Thanks so much for all the great comments!
I have to agree with the sentiments regarding how as JWs, we were conditioned to NOT show emotion, to lack empathy and compassion for other people. In some ways, I think it's a survival mechanism - after all, we were taught that 99.9% of the world's population was going to be destroyed just because they were not JWs. If JWs had any empathy at all, they would realize just how absurd and bizarre and unjust and unloving that concept is, especially when they try to couch it in terms of this being Jehovah's Love Balanced with Justice?.

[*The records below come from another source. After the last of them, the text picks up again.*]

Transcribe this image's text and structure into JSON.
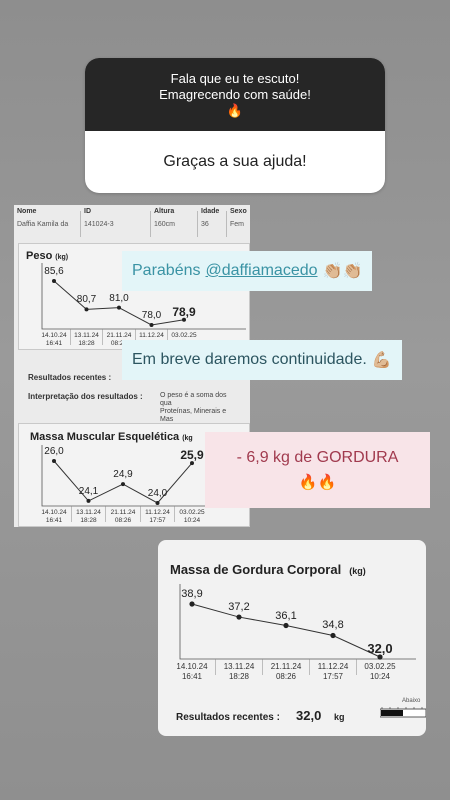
{
  "question_sticker": {
    "question_lines": [
      "Fala que eu te escuto!",
      "Emagrecendo com saúde!",
      "🔥"
    ],
    "answer": "Graças a sua ajuda!"
  },
  "report": {
    "header": [
      {
        "label": "Nome",
        "value": "Daffia Kamila da"
      },
      {
        "label": "ID",
        "value": "141024-3"
      },
      {
        "label": "Altura",
        "value": "160cm"
      },
      {
        "label": "Idade",
        "value": "36"
      },
      {
        "label": "Sexo",
        "value": "Fem"
      }
    ],
    "resultados_recentes": "Resultados recentes :",
    "interpretacao": "Interpretação dos resultados :",
    "interpretacao_texto": [
      "O peso é a soma dos qua",
      "Proteínas, Minerais e Mas"
    ]
  },
  "chart_data": [
    {
      "type": "line",
      "title": "Peso",
      "unit": "(kg)",
      "x": [
        "14.10.24 16:41",
        "13.11.24 18:28",
        "21.11.24 08:26",
        "11.12.24 17:57",
        "03.02.25 10:24"
      ],
      "values": [
        85.6,
        80.7,
        81.0,
        78.0,
        78.9
      ],
      "value_labels": [
        "85,6",
        "80,7",
        "81,0",
        "78,0",
        "78,9"
      ]
    },
    {
      "type": "line",
      "title": "Massa Muscular Esquelética",
      "unit": "(kg",
      "x": [
        "14.10.24 16:41",
        "13.11.24 18:28",
        "21.11.24 08:26",
        "11.12.24 17:57",
        "03.02.25 10:24"
      ],
      "values": [
        26.0,
        24.1,
        24.9,
        24.0,
        25.9
      ],
      "value_labels": [
        "26,0",
        "24,1",
        "24,9",
        "24,0",
        "25,9"
      ]
    },
    {
      "type": "line",
      "title": "Massa de Gordura Corporal",
      "unit": "(kg)",
      "x": [
        "14.10.24 16:41",
        "13.11.24 18:28",
        "21.11.24 08:26",
        "11.12.24 17:57",
        "03.02.25 10:24"
      ],
      "values": [
        38.9,
        37.2,
        36.1,
        34.8,
        32.0
      ],
      "value_labels": [
        "38,9",
        "37,2",
        "36,1",
        "34,8",
        "32,0"
      ]
    }
  ],
  "fat_photo": {
    "resultados_label": "Resultados recentes :",
    "resultados_value": "32,0",
    "resultados_unit": "kg",
    "scale_label": "Abaixo"
  },
  "stickers": {
    "congrats_text": "Parabéns",
    "congrats_mention": "@daffiamacedo",
    "congrats_emoji": "👏🏼👏🏼",
    "continuity_text": "Em breve daremos continuidade.",
    "continuity_emoji": "💪🏼",
    "fat_loss_text": "- 6,9 kg de GORDURA",
    "fat_loss_emoji": "🔥🔥"
  }
}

Blondie and LadyLee, perhaps all we can do in situations where abuse is an issue is to not withhold our emotions from ourselves regarding the past. Many times survivors put up emotional barriers out of self-preservation, and who can blame them? But maybe one gift we can give ourselves is the freedom to express our own emotions regarding our own experiences. We can give ourselves permission to be angry and hurt over the way we were abused by people we trusted. But we can also give ourselves permission to have empathy for ourselves, to nurture ourselves in a way that we did not have when in an abusive situation. Years of abuse plant powerful negative messages in people regarding their self-worth and lovableness, so what needs to happen is to replace those negative messages with ones that are affirmations of self-worth and validate the experiences and the responses to it. You are both strong, incredible, wise ladies with such a huge capacity for love and caring - you have shown those qualities consistently on this forum, and I have no doubt that you do likewise away from this forum. You have risen above your past experiences and used them to break the negative cycles that "could have been" and replaced them with positive ones. You deserve all the credit in the world for that.

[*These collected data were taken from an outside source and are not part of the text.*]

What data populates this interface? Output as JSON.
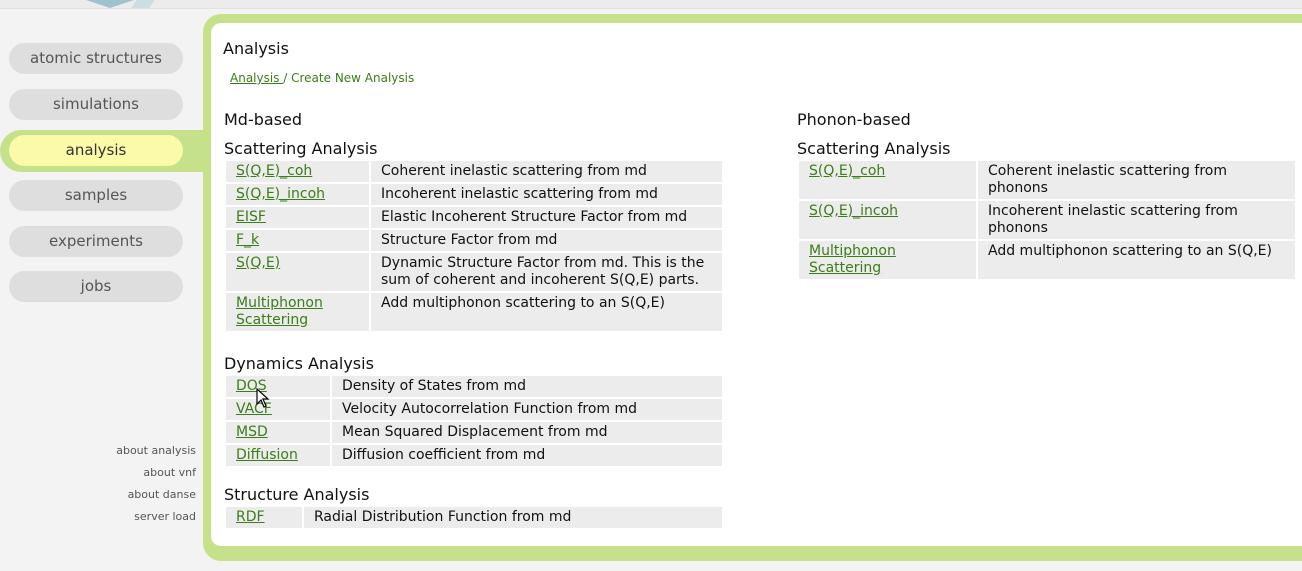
{
  "nav": {
    "items": [
      {
        "label": "atomic structures"
      },
      {
        "label": "simulations"
      },
      {
        "label": "analysis"
      },
      {
        "label": "samples"
      },
      {
        "label": "experiments"
      },
      {
        "label": "jobs"
      }
    ],
    "active_index": 2,
    "footer_links": [
      "about analysis",
      "about vnf",
      "about danse",
      "server load"
    ]
  },
  "page": {
    "title": "Analysis",
    "breadcrumb": {
      "root": "Analysis ",
      "sep": "/",
      "current": " Create New Analysis"
    }
  },
  "md": {
    "heading": "Md-based",
    "scattering": {
      "heading": "Scattering Analysis",
      "rows": [
        {
          "k": "S(Q,E)_coh",
          "v": "Coherent inelastic scattering from md"
        },
        {
          "k": "S(Q,E)_incoh",
          "v": "Incoherent inelastic scattering from md"
        },
        {
          "k": "EISF",
          "v": "Elastic Incoherent Structure Factor from md"
        },
        {
          "k": "F_k",
          "v": "Structure Factor from md"
        },
        {
          "k": "S(Q,E)",
          "v": "Dynamic Structure Factor from md. This is the sum of coherent and incoherent S(Q,E) parts."
        },
        {
          "k": "Multiphonon Scattering",
          "v": "Add multiphonon scattering to an S(Q,E)"
        }
      ]
    },
    "dynamics": {
      "heading": "Dynamics Analysis",
      "rows": [
        {
          "k": "DOS",
          "v": "Density of States from md"
        },
        {
          "k": "VACF",
          "v": "Velocity Autocorrelation Function from md"
        },
        {
          "k": "MSD",
          "v": "Mean Squared Displacement from md"
        },
        {
          "k": "Diffusion",
          "v": "Diffusion coefficient from md"
        }
      ]
    },
    "structure": {
      "heading": "Structure Analysis",
      "rows": [
        {
          "k": "RDF",
          "v": "Radial Distribution Function from md"
        }
      ]
    }
  },
  "phonon": {
    "heading": "Phonon-based",
    "scattering": {
      "heading": "Scattering Analysis",
      "rows": [
        {
          "k": "S(Q,E)_coh",
          "v": "Coherent inelastic scattering from phonons"
        },
        {
          "k": "S(Q,E)_incoh",
          "v": "Incoherent inelastic scattering from phonons"
        },
        {
          "k": "Multiphonon Scattering",
          "v": "Add multiphonon scattering to an S(Q,E)"
        }
      ]
    }
  },
  "colors": {
    "accent": "#c5e28a",
    "active": "#fafaa8",
    "link": "#3b7d18"
  }
}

(((( Blondie )))) (((( Lady Lee ))))
As a follow-up to the trailer that I was quoting from, Dr Phil was addressing a woman who is the eldest of 5 children. Her mother was 18 when she was born and her father was 43. The mother who was an abusive alcoholic, decided to walk away from the family when this woman was 12 years old. She put all the children in foster care. What Dr Phil observed, through his meeting her siblings, was that she was repeating the pattern of emotional barrenness with her siblings and her own children. Her siblings needed to hear messages of love and validation from her, and so did her children. She had been afraid that if she let them know that she loved them, that she would open herself up to being hurt or rejected. Instead, she was sending a message that she was rejecting them before they could reject her.
That's when he looked her in the eye and said "Withholding emotion is one of the most mean and vicious and aggressive things you can do."